A. After relocating to Miami in the early 1990’s, and spending several years immersed within the South Florida real estate culture, my partner and I opened Premier, a builder sales and marketing firm targeted at developers and projects that sought to emulate the sophistication and luxury of successful, cutting-edge New York City condos. With the underlying resort character of South Florida, this quickly evolved into a focus on internationally-branded condo hotel and hotel-serviced residential condominiums. Our first venture into this sub-market was the Starwood-branded Atlantic Hotel, which we would argue was the model to generations of luxury condo-hotel offspring that dominate the luxury condominium landscape today.
Q. Who has had the most profound impact on you, personally and professionally?
A. Professionally, I would consider Louise Sunshine of the Sunshine Group to be my mentor, constantly reminding me that successful sales and marketing is driven by managing the many different personalities and objectives of successful developers, capital sources, advertising and PR agencies, and ultimately buyers. Personally, my inspiration comes from my three nieces who seemingly excel at every social, sporting, academic and professional challenge they take on.
Q. What is your single most important professional guiding principle?
A. Everyone is a potential client, an avenue to a successful transaction, and a foundation to a long-term relationship.
Q. What does South Florida do best as a real estate market?
A. There is no meaningful real estate aristocracy in South Florida, so as a market it is best at attracting youthful developers with innovative visions of developing cities and neighborhoods of tomorrow.
Q. Where do you believe South Florida exists in its evolution as a leading market for either residential or commercial investment?
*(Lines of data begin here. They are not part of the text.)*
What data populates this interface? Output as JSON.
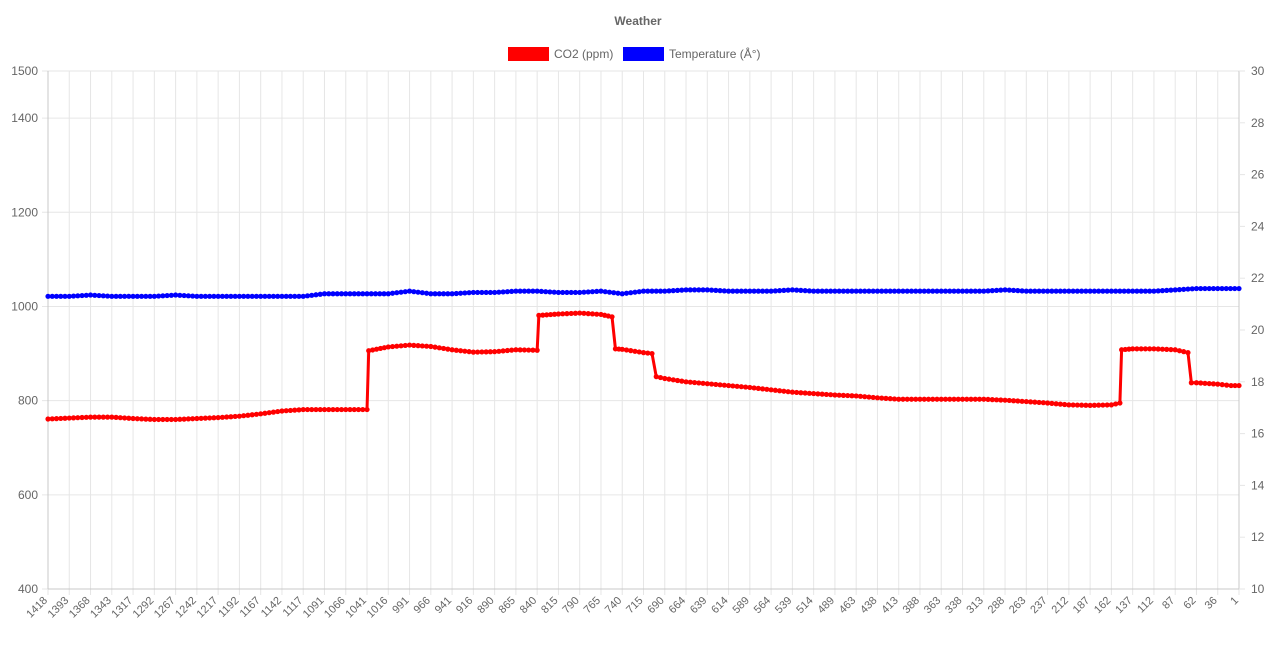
{
  "chart_data": {
    "type": "line",
    "title": "Weather",
    "legend_position": "top",
    "grid": true,
    "x_labels": [
      "1418",
      "1393",
      "1368",
      "1343",
      "1317",
      "1292",
      "1267",
      "1242",
      "1217",
      "1192",
      "1167",
      "1142",
      "1117",
      "1091",
      "1066",
      "1041",
      "1016",
      "991",
      "966",
      "941",
      "916",
      "890",
      "865",
      "840",
      "815",
      "790",
      "765",
      "740",
      "715",
      "690",
      "664",
      "639",
      "614",
      "589",
      "564",
      "539",
      "514",
      "489",
      "463",
      "438",
      "413",
      "388",
      "363",
      "338",
      "313",
      "288",
      "263",
      "237",
      "212",
      "187",
      "162",
      "137",
      "112",
      "87",
      "62",
      "36",
      "1"
    ],
    "y_left": {
      "min": 400,
      "max": 1500,
      "ticks": [
        400,
        600,
        800,
        1000,
        1200,
        1400,
        1500
      ]
    },
    "y_right": {
      "min": 10,
      "max": 30,
      "ticks": [
        10,
        12,
        14,
        16,
        18,
        20,
        22,
        24,
        26,
        28,
        30
      ]
    },
    "series": [
      {
        "name": "CO2 (ppm)",
        "color": "#ff0000",
        "axis": "left",
        "points": [
          [
            1418,
            761
          ],
          [
            1393,
            763
          ],
          [
            1368,
            765
          ],
          [
            1343,
            765
          ],
          [
            1317,
            762
          ],
          [
            1292,
            760
          ],
          [
            1267,
            760
          ],
          [
            1242,
            762
          ],
          [
            1217,
            764
          ],
          [
            1192,
            767
          ],
          [
            1167,
            772
          ],
          [
            1142,
            778
          ],
          [
            1117,
            781
          ],
          [
            1091,
            781
          ],
          [
            1066,
            781
          ],
          [
            1041,
            781
          ],
          [
            1039,
            906
          ],
          [
            1016,
            914
          ],
          [
            991,
            918
          ],
          [
            966,
            915
          ],
          [
            941,
            908
          ],
          [
            916,
            903
          ],
          [
            890,
            904
          ],
          [
            865,
            908
          ],
          [
            840,
            907
          ],
          [
            838,
            981
          ],
          [
            815,
            984
          ],
          [
            790,
            986
          ],
          [
            765,
            983
          ],
          [
            752,
            978
          ],
          [
            748,
            910
          ],
          [
            740,
            909
          ],
          [
            715,
            902
          ],
          [
            705,
            900
          ],
          [
            700,
            851
          ],
          [
            690,
            847
          ],
          [
            664,
            840
          ],
          [
            639,
            836
          ],
          [
            614,
            832
          ],
          [
            589,
            828
          ],
          [
            564,
            823
          ],
          [
            539,
            818
          ],
          [
            514,
            815
          ],
          [
            489,
            812
          ],
          [
            463,
            810
          ],
          [
            438,
            806
          ],
          [
            413,
            803
          ],
          [
            388,
            803
          ],
          [
            363,
            803
          ],
          [
            338,
            803
          ],
          [
            313,
            803
          ],
          [
            288,
            801
          ],
          [
            263,
            798
          ],
          [
            237,
            795
          ],
          [
            212,
            791
          ],
          [
            187,
            790
          ],
          [
            162,
            791
          ],
          [
            152,
            795
          ],
          [
            150,
            908
          ],
          [
            137,
            910
          ],
          [
            112,
            910
          ],
          [
            87,
            908
          ],
          [
            72,
            902
          ],
          [
            68,
            838
          ],
          [
            62,
            838
          ],
          [
            36,
            835
          ],
          [
            14,
            832
          ],
          [
            1,
            832
          ]
        ]
      },
      {
        "name": "Temperature (Å°)",
        "color": "#0000ff",
        "axis": "right",
        "points": [
          [
            1418,
            21.3
          ],
          [
            1393,
            21.3
          ],
          [
            1368,
            21.35
          ],
          [
            1343,
            21.3
          ],
          [
            1317,
            21.3
          ],
          [
            1292,
            21.3
          ],
          [
            1267,
            21.35
          ],
          [
            1242,
            21.3
          ],
          [
            1217,
            21.3
          ],
          [
            1192,
            21.3
          ],
          [
            1167,
            21.3
          ],
          [
            1142,
            21.3
          ],
          [
            1117,
            21.3
          ],
          [
            1091,
            21.4
          ],
          [
            1066,
            21.4
          ],
          [
            1041,
            21.4
          ],
          [
            1016,
            21.4
          ],
          [
            991,
            21.5
          ],
          [
            966,
            21.4
          ],
          [
            941,
            21.4
          ],
          [
            916,
            21.45
          ],
          [
            890,
            21.45
          ],
          [
            865,
            21.5
          ],
          [
            840,
            21.5
          ],
          [
            815,
            21.45
          ],
          [
            790,
            21.45
          ],
          [
            765,
            21.5
          ],
          [
            740,
            21.4
          ],
          [
            715,
            21.5
          ],
          [
            690,
            21.5
          ],
          [
            664,
            21.55
          ],
          [
            639,
            21.55
          ],
          [
            614,
            21.5
          ],
          [
            589,
            21.5
          ],
          [
            564,
            21.5
          ],
          [
            539,
            21.55
          ],
          [
            514,
            21.5
          ],
          [
            489,
            21.5
          ],
          [
            463,
            21.5
          ],
          [
            438,
            21.5
          ],
          [
            413,
            21.5
          ],
          [
            388,
            21.5
          ],
          [
            363,
            21.5
          ],
          [
            338,
            21.5
          ],
          [
            313,
            21.5
          ],
          [
            288,
            21.55
          ],
          [
            263,
            21.5
          ],
          [
            237,
            21.5
          ],
          [
            212,
            21.5
          ],
          [
            187,
            21.5
          ],
          [
            162,
            21.5
          ],
          [
            137,
            21.5
          ],
          [
            112,
            21.5
          ],
          [
            87,
            21.55
          ],
          [
            62,
            21.6
          ],
          [
            36,
            21.6
          ],
          [
            1,
            21.6
          ]
        ]
      }
    ]
  }
}
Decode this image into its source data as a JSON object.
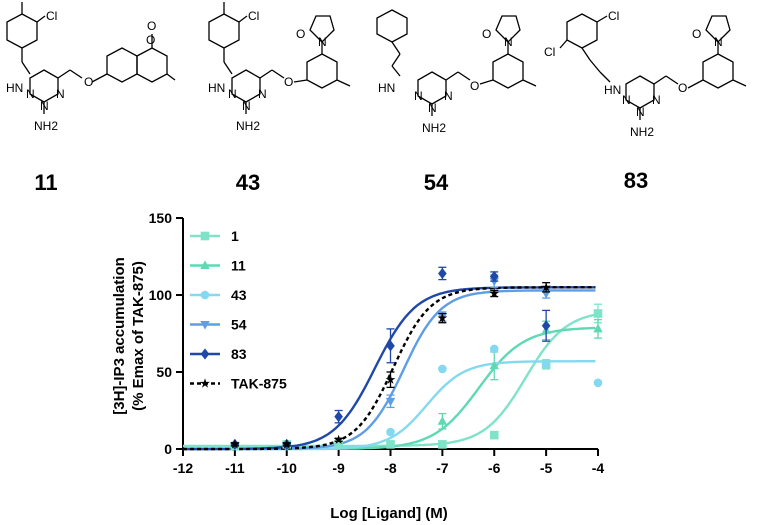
{
  "compounds": [
    {
      "id": "11",
      "label": "11",
      "scaffold": "aminotriazine-methoxy-coumarin",
      "atom_labels": {
        "cl": "Cl",
        "hn": "HN",
        "n1": "N",
        "n2": "N",
        "n3": "N",
        "nh2": "NH2",
        "o_ether": "O",
        "o_ring": "O",
        "o_carbonyl": "O"
      }
    },
    {
      "id": "43",
      "label": "43",
      "scaffold": "aminotriazine-methoxy-phenylpyrrolidinone",
      "atom_labels": {
        "cl": "Cl",
        "hn": "HN",
        "n1": "N",
        "n2": "N",
        "n3": "N",
        "nh2": "NH2",
        "o_ether": "O",
        "n_lactam": "N",
        "o_carbonyl": "O"
      }
    },
    {
      "id": "54",
      "label": "54",
      "scaffold": "aminotriazine-methoxy-phenylpyrrolidinone",
      "atom_labels": {
        "hn": "HN",
        "n1": "N",
        "n2": "N",
        "n3": "N",
        "nh2": "NH2",
        "o_ether": "O",
        "n_lactam": "N",
        "o_carbonyl": "O"
      }
    },
    {
      "id": "83",
      "label": "83",
      "scaffold": "aminotriazine-methoxy-phenylpyrrolidinone",
      "atom_labels": {
        "cl_top": "Cl",
        "cl_left": "Cl",
        "hn": "HN",
        "n1": "N",
        "n2": "N",
        "n3": "N",
        "nh2": "NH2",
        "o_ether": "O",
        "n_lactam": "N",
        "o_carbonyl": "O"
      }
    }
  ],
  "chart_data": {
    "type": "scatter",
    "title": "",
    "xlabel": "Log [Ligand] (M)",
    "ylabel_line1": "[3H]-IP3 accumulation",
    "ylabel_line2": "(% Emax of TAK-875)",
    "xlim": [
      -12,
      -4
    ],
    "ylim": [
      0,
      150
    ],
    "xticks": [
      -12,
      -11,
      -10,
      -9,
      -8,
      -7,
      -6,
      -5,
      -4
    ],
    "yticks": [
      0,
      50,
      100,
      150
    ],
    "legend_position": "top-left",
    "series": [
      {
        "name": "1",
        "color": "#7FE3C9",
        "marker": "square",
        "line": "solid",
        "x": [
          -11,
          -10,
          -9,
          -8,
          -7,
          -6,
          -5,
          -4
        ],
        "y": [
          2,
          3,
          3,
          3,
          3,
          9,
          55,
          88
        ],
        "err": [
          1,
          1,
          1,
          1,
          1,
          2,
          3,
          6
        ],
        "fit": {
          "bottom": 2,
          "top": 90,
          "logec50": -5.4,
          "hill": 1.1
        }
      },
      {
        "name": "11",
        "color": "#5ED9B4",
        "marker": "triangle-up",
        "line": "solid",
        "x": [
          -7,
          -6,
          -5,
          -4
        ],
        "y": [
          18,
          54,
          77,
          78
        ],
        "err": [
          5,
          9,
          6,
          6
        ],
        "fit": {
          "bottom": 0,
          "top": 79,
          "logec50": -6.3,
          "hill": 1.0
        }
      },
      {
        "name": "43",
        "color": "#84D9F0",
        "marker": "circle",
        "line": "solid",
        "x": [
          -8,
          -7,
          -6,
          -5,
          -4
        ],
        "y": [
          11,
          52,
          65,
          55,
          43
        ],
        "err": [
          0,
          0,
          0,
          0,
          0
        ],
        "fit": {
          "bottom": 0,
          "top": 57,
          "logec50": -7.3,
          "hill": 1.2
        }
      },
      {
        "name": "54",
        "color": "#5E9EE6",
        "marker": "triangle-down",
        "line": "solid",
        "x": [
          -8,
          -7,
          -6,
          -5
        ],
        "y": [
          31,
          86,
          109,
          101
        ],
        "err": [
          4,
          3,
          4,
          3
        ],
        "fit": {
          "bottom": 0,
          "top": 103,
          "logec50": -7.75,
          "hill": 1.2
        }
      },
      {
        "name": "83",
        "color": "#1F48A8",
        "marker": "diamond",
        "line": "solid",
        "x": [
          -11,
          -10,
          -9,
          -8,
          -7,
          -6,
          -5
        ],
        "y": [
          3,
          3,
          21,
          67,
          114,
          112,
          80
        ],
        "err": [
          1,
          1,
          4,
          11,
          4,
          3,
          10
        ],
        "fit": {
          "bottom": 0,
          "top": 105,
          "logec50": -8.3,
          "hill": 1.1
        }
      },
      {
        "name": "TAK-875",
        "color": "#000000",
        "marker": "star",
        "line": "dashed",
        "x": [
          -11,
          -10,
          -9,
          -8,
          -7,
          -6,
          -5
        ],
        "y": [
          3,
          3,
          6,
          45,
          85,
          101,
          105
        ],
        "err": [
          1,
          1,
          1,
          5,
          3,
          2,
          3
        ],
        "fit": {
          "bottom": 0,
          "top": 105,
          "logec50": -7.95,
          "hill": 1.2
        }
      }
    ]
  }
}
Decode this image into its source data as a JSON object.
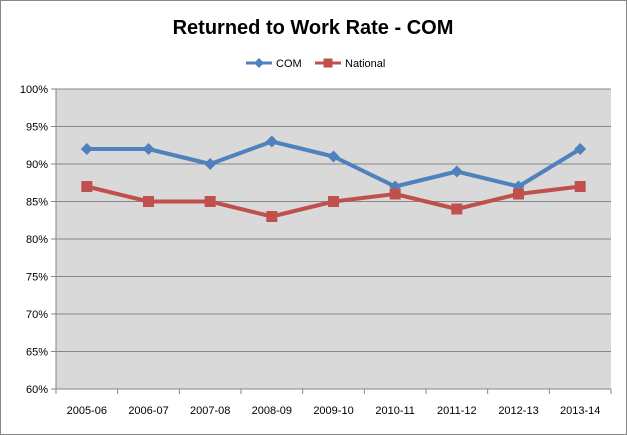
{
  "chart_data": {
    "type": "line",
    "title": "Returned to Work Rate - COM",
    "xlabel": "",
    "ylabel": "",
    "categories": [
      "2005-06",
      "2006-07",
      "2007-08",
      "2008-09",
      "2009-10",
      "2010-11",
      "2011-12",
      "2012-13",
      "2013-14"
    ],
    "ylim": [
      0.6,
      1.0
    ],
    "yticks": [
      0.6,
      0.65,
      0.7,
      0.75,
      0.8,
      0.85,
      0.9,
      0.95,
      1.0
    ],
    "ytick_labels": [
      "60%",
      "65%",
      "70%",
      "75%",
      "80%",
      "85%",
      "90%",
      "95%",
      "100%"
    ],
    "grid": true,
    "legend_position": "top",
    "series": [
      {
        "name": "COM",
        "color": "#4F81BD",
        "marker": "diamond",
        "values": [
          0.92,
          0.92,
          0.9,
          0.93,
          0.91,
          0.87,
          0.89,
          0.87,
          0.92
        ]
      },
      {
        "name": "National",
        "color": "#C0504D",
        "marker": "square",
        "values": [
          0.87,
          0.85,
          0.85,
          0.83,
          0.85,
          0.86,
          0.84,
          0.86,
          0.87
        ]
      }
    ],
    "plot_background": "#D9D9D9",
    "gridline_color": "#878787"
  }
}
What’s the next step?
A. To the extent that means a “24/7 city”, the world is chock full of such places for both residential and commercial investment. South Florida is no longer a junior varsity player on the world stage, but to qualify for the pro league, it needs to be internationally-recognized as a destination for entrepreneurial, financial and cultural investment. To accomplish this, the next steps in its evolution to the world marketplace is to expand education, housing and transportation infrastructure, and make all these factors more accessible, affordable and productive.
Q. Which Dade or Broward sub-market is most undervalued?
A. All are undervalued from a long-term perspective. On a current basis, just identify sub-markets with supply increases that exceed absorption, where incentives are increasing and projects are being canceled. Geo-fence these and subtract them from the larger market, and you’ll have a clear indication of undervalued – or perhaps underappreciated – sub-markets.
Q. What is the biggest opportunity for general economic growth in South Florida?
A. I am naturally biased toward the prospect for above average residential growth to propel the South Florida economy. While South Florida has attractive growth metrics in specific and narrowly-defined markets, the big arc of demographics in the U.S. is shaped by a maturing population with relatively large savings. South Florida has three compelling narratives that resonate with this huge population bulge: an active year-round lifestyle that fosters wellness and longevity, low taxes that benefit capital preservation and affordability, and a predictable continuing population growth that underpins residential investment as a financial planning tool. Whether younger or older, forces are shaping a shift to Florida as a place to live. These transplants may or may not bring their work with them, but they all will need a roof over their head.
Q. How do you believe the Brightline will impact the residential and commercial markets?
A. I believe it will have a positive, albeit limited, impact. If the comparatively well-developed mass transit system of the northeast U.S. serves as an example of how mass transit influences the desirability of residential or commercial development, I would argue its benefit is not in how it impacts value along the Brightline tracks, but proximate to the Brightline stations. Simply calculated, far more residential and commercial development density lies outside the Brightline corridor. There will always be a market for someone who wants “point A to B” convenience, but to have sustainable value along the tracks, Brightline needs to be proven as a successful network of transportation infrastructure. I believe that is many years off and faces some very real challenges. Brightline’s ultimate benefit is to relieve the public from the burden of commuting by car. In that sense, self-driving cars may transform commuters into armies of workers with private travelling home offices, something Brightline cannot offer.
Q. Which are you more personally more passionate about, technological advancement or the arts as it relates to South Florida’s growth?
A. That’s like asking which of your two children you like better. Both have the potential of changing the world. Q. What would be your best advice for those beginning their real estate careers in South Florida? A. Find a mentor, be passionate and committed 24/7. Real estate is not coding. To be successful you need more than a computer and a couple cans of Red Bull. You need contacts and credibility. That takes introductions and recommendations. If you’re passionate and fully committed, customers will respond to you likewise.